Active cloaks can be thinner and less conspicuous than passive cloaks.
Alu's team have proposed a new design which uses amplifiers to coat the surface of the object in an electric current.
This ultrathin cloak would hide an object from detection at a frequency range "orders of magnitude broader" than any available passive cloaking technology, they wrote.
Prof David Smith of Duke University, one of the team who created the first cloak in 2006, said the new design was one of the most detailed he had yet seen.
"It's an interesting implementation but as presented is probably a bit limited to certain types of objects," he told BBC News.
"There are limitations even on active materials. It will be interesting to see if it can be experimentally realised."

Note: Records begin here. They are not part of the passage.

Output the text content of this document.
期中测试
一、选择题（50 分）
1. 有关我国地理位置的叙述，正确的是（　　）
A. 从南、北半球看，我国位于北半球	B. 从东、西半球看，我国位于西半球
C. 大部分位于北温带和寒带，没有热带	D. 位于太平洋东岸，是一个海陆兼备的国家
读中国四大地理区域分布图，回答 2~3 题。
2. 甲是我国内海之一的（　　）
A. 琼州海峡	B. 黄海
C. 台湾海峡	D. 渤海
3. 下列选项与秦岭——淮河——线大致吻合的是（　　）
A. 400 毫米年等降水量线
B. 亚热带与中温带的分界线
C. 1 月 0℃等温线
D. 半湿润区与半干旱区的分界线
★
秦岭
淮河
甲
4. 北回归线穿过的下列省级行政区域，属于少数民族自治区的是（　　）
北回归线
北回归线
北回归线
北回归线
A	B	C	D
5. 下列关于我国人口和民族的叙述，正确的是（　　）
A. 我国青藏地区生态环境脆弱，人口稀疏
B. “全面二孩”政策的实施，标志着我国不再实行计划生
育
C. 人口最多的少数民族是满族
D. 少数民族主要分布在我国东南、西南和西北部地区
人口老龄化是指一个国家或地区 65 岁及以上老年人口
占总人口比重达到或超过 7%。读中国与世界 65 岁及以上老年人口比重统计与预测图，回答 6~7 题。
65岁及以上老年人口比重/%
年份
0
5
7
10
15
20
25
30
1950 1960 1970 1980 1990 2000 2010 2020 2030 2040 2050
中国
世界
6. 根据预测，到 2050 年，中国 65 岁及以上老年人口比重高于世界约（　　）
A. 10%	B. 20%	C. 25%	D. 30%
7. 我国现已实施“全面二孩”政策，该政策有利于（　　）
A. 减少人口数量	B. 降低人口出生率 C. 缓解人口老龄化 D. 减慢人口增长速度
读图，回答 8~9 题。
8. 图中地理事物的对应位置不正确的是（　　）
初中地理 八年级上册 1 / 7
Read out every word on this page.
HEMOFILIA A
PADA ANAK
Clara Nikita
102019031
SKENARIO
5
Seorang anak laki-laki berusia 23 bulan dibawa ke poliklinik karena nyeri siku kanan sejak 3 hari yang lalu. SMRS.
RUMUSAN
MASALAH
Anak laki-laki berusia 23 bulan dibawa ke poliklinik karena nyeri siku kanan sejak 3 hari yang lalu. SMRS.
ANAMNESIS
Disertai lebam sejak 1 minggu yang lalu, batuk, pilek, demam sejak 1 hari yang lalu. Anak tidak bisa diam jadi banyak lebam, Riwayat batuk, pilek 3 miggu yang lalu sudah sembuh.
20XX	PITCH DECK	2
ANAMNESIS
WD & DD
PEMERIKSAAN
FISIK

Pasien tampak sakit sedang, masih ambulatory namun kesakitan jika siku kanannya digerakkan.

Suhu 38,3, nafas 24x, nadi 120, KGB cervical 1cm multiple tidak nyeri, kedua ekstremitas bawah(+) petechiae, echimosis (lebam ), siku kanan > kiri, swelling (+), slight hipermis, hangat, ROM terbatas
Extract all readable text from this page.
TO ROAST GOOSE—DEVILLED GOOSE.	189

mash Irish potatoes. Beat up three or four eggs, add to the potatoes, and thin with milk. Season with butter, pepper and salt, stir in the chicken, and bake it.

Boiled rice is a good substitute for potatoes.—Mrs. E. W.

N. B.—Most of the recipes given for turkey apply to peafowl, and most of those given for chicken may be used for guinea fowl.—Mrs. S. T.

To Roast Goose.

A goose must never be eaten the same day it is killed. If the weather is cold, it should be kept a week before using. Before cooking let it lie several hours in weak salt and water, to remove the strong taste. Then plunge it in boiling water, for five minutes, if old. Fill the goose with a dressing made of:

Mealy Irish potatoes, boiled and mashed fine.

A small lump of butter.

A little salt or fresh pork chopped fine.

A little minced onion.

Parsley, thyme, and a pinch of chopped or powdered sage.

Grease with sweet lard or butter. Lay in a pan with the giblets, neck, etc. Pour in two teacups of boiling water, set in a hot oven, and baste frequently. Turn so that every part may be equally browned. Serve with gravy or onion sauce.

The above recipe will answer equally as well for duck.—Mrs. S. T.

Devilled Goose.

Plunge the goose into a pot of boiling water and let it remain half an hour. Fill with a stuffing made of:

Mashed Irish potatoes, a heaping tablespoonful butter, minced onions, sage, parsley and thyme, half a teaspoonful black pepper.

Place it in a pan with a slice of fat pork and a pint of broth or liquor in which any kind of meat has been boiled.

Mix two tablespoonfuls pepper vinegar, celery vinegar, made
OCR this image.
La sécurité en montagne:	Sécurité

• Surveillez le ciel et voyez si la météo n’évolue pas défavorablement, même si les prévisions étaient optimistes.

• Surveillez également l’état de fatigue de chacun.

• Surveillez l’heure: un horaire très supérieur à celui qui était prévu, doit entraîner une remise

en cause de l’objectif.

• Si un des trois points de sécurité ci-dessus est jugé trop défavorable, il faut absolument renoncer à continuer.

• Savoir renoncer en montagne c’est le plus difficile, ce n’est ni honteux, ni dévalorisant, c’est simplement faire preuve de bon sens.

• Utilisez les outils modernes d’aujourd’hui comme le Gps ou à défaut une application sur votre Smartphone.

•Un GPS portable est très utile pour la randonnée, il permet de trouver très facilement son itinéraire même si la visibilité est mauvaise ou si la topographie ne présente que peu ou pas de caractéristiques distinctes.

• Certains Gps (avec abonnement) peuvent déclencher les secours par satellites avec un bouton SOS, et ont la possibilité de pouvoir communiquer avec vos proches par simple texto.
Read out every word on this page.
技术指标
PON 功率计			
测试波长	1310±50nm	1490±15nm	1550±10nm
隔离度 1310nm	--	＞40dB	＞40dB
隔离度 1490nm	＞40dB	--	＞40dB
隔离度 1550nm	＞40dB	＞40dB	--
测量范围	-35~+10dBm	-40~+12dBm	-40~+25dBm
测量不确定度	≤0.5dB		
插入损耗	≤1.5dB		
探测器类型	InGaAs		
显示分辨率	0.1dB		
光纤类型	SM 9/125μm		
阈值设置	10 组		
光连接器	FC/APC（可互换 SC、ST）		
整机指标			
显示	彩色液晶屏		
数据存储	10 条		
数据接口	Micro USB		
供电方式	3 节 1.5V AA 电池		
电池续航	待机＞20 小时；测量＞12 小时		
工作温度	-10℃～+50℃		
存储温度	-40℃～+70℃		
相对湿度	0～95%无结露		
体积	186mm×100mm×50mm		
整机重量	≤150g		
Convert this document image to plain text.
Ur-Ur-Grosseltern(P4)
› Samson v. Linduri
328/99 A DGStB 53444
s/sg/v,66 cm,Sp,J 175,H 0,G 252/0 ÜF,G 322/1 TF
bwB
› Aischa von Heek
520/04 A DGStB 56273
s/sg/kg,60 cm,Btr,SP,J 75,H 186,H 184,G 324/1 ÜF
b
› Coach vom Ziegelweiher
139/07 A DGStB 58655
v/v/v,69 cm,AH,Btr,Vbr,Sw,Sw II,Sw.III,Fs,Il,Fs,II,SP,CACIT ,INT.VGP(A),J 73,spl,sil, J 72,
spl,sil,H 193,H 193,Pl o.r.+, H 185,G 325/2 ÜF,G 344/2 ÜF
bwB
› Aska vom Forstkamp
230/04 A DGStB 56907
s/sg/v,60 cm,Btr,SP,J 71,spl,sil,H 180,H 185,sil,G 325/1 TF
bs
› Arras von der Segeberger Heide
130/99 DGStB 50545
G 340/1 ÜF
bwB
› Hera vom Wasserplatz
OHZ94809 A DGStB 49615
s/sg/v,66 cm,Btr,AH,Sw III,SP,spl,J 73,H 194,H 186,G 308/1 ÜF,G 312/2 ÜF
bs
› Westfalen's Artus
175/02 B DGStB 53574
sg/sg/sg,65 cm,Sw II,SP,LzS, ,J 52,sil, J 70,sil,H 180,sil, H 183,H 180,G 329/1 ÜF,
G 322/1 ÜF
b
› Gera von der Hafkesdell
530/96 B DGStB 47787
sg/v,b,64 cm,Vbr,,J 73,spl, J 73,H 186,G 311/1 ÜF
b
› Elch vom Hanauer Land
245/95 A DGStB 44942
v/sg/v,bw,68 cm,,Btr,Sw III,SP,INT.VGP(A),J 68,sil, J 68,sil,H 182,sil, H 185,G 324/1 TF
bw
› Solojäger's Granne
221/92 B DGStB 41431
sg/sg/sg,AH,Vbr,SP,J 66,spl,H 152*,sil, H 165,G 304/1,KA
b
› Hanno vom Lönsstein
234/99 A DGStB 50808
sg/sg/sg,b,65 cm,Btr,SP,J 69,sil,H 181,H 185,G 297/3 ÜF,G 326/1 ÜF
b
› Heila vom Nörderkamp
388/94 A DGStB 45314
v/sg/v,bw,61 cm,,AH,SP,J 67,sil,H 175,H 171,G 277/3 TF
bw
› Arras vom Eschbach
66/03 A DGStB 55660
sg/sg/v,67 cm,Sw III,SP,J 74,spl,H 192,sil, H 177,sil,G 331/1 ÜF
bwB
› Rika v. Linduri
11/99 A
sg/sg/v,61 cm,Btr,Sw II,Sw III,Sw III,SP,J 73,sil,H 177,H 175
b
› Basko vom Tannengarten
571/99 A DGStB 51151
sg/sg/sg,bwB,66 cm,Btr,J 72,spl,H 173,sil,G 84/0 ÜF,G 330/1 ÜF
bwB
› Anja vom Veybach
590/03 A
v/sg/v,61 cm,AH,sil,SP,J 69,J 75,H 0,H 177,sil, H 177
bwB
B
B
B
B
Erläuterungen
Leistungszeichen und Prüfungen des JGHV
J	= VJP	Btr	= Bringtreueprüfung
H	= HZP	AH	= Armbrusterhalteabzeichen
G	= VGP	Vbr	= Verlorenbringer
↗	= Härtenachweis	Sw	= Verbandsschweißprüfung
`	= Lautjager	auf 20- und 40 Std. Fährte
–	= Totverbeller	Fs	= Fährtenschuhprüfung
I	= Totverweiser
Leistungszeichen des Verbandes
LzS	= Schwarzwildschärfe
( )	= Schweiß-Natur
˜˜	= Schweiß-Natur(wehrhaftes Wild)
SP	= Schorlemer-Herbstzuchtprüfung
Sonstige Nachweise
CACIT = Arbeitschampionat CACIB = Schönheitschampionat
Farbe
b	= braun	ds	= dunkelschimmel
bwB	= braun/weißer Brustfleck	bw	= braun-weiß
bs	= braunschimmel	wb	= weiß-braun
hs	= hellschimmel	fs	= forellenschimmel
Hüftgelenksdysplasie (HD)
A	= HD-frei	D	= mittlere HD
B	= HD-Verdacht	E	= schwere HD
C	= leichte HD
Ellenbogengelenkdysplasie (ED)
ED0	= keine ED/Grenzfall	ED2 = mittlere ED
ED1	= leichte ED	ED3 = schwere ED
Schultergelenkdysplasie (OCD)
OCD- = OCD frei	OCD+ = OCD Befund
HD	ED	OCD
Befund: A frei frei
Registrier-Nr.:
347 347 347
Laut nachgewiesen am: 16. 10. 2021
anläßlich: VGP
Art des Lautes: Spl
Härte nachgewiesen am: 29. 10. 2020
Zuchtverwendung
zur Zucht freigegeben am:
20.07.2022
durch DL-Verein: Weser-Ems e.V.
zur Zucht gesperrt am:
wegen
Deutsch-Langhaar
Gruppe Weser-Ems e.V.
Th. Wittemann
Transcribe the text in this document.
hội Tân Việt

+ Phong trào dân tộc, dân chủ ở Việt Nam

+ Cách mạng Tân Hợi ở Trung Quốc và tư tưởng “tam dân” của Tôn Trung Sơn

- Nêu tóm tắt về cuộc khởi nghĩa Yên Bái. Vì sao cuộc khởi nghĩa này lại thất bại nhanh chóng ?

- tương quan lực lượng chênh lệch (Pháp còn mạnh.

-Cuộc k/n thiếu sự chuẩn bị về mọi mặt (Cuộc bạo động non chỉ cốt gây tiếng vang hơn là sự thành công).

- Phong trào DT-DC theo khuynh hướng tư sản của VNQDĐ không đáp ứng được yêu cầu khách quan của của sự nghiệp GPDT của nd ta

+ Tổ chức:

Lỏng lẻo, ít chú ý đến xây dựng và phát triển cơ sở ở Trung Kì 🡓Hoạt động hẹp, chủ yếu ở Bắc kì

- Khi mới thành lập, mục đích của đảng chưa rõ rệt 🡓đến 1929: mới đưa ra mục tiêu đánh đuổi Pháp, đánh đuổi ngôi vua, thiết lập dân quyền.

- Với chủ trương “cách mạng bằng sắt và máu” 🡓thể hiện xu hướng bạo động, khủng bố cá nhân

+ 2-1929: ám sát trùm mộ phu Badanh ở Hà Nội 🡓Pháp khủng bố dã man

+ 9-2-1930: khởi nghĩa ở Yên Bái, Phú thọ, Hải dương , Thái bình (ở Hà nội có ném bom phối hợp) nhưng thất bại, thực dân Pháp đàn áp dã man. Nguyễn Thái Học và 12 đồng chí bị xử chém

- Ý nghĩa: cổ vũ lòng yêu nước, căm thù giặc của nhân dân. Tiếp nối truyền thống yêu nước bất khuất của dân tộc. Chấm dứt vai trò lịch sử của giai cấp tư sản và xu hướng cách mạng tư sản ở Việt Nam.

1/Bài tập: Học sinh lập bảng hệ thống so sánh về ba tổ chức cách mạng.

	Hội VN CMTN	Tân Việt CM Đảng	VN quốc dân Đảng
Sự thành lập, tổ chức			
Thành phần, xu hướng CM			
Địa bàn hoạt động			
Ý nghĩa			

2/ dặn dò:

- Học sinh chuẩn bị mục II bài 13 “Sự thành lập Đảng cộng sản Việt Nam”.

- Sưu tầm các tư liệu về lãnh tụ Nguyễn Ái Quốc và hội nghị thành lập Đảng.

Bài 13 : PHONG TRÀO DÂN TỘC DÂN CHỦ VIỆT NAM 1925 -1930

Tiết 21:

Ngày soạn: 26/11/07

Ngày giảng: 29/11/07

Prof Smith points out that even an "imperfect" invisibility cloak might be perfectly sufficient to build useful devices with real-world applications.
For example, a radio-frequency cloak could improve wireless communications - by helping them bypass obstacles and reducing interference from neighbouring antennas.
"To most people, making an object 'invisible' means making it transparent to visible wavelengths. And the visible spectrum is a tiny, tiny sliver of the overall electromagnetic spectrum," he told BBC News.
"So, this finding does not necessarily preclude the Harry Potter cloak, nor does it preclude any other narrow bandwidth application of cloaking."